Indian companies acquiring firms abroad have crucial lessons to learn before they cement the deal. Mark Oshima, senior vicepresident, Aon Merger & Acquisition Solutions, shares some insights with Moresha Benjamin.
Follow ground rules
There are some key issues that the company acquiring needs to be aware of from the word go. In India, for instance, executive compensation focuses on the salary compensation whereas in the US and Europe, the emphasis is on severance pay, asset transactions, data privacy, cash bonuses, stock options and retirement funds. In Europe, specifically, workers’ councils play a crucial role. They are similar to Indian worker unions but are more stringent and organised when it comes to rules and regulations. For instance, an employee cannot be forced to work beyond specific hours.
Outline main objectives
The primary aims of many firms looking to acquire companies abroad are similar. A study by CFO Research Services’ and Aon Hewitt’s Human Capital Management highlights that 59% of firms thought that adding complementary products, brands, or service lines were important aspects of an acquisition, while 52% believed gaining access to new markets was a priority. Capturing market share from competitors was on the agenda for 32% of the firms surveyed, while 25% looked to acquire proprietary technology or operating processes.

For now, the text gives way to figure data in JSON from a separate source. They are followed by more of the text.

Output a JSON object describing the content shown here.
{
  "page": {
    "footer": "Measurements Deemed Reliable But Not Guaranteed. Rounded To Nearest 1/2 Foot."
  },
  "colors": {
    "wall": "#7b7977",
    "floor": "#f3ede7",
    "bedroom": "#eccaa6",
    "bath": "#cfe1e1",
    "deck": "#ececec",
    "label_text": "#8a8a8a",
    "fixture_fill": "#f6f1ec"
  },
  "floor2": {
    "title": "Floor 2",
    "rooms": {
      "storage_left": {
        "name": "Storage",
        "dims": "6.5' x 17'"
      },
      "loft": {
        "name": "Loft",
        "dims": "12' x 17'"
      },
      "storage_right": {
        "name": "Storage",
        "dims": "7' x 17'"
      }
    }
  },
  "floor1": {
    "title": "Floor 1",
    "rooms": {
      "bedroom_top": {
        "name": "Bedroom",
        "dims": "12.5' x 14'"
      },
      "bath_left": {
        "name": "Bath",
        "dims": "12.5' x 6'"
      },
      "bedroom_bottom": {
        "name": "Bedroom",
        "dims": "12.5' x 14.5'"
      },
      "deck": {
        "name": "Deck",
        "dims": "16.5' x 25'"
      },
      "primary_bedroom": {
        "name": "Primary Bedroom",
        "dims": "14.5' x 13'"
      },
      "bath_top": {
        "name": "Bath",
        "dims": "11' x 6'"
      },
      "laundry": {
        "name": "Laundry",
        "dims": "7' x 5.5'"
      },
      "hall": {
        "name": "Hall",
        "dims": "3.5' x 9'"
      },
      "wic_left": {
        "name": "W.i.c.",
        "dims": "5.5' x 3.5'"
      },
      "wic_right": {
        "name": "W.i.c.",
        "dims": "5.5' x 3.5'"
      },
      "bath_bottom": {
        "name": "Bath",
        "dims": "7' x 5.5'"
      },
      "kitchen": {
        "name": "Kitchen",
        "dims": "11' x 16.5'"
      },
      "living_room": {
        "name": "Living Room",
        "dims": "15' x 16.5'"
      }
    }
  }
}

Adapt to cultural differences
There are two categories of differences companies are faced with — national culture and organisational culture. They need to understand that national culture cannot be changed at any level; if they do, it will be at the cost of losing employees and their brand image. Don’t underestimate culture in integration success. What can be changed and modified is organisational culture. If a company lags behind in technology, the company acquiring it can introduce it for better productivity, while keeping in mind the national culture and making sure no one lags behind. This requires training sessions across different sections of the firm.
Study employment laws
In the US, employment laws take into account race, religion, lifestyle, age and so on. Companies that are in the process of acquiring firms abroad need to go through these levels thoroughly. What is accepted in their homeland will not be the case in another nation. The company can be taken to court for flouting any of these norms. It’s better to be aware and make sure nothing of the sort occurs.
Let HR play an active role
HR plays a highly important role when a company is mulling over their strategy of overtaking (overtaking is not the same as taking over. Overtaking happens in a race. But a takeover is an acquisition) a firm abroad. HR executives need to be proactively involved in the process. A study by CFO Research Services' and Aon Hewitt's Human Capital Management end of last year on the success and failure of M&A found that 59% of M&As were successful when the HR team was involved at the start of the process. HR helps understand both the business and the culture of the new organisation. Unless you understand the people, you cannot understand the business.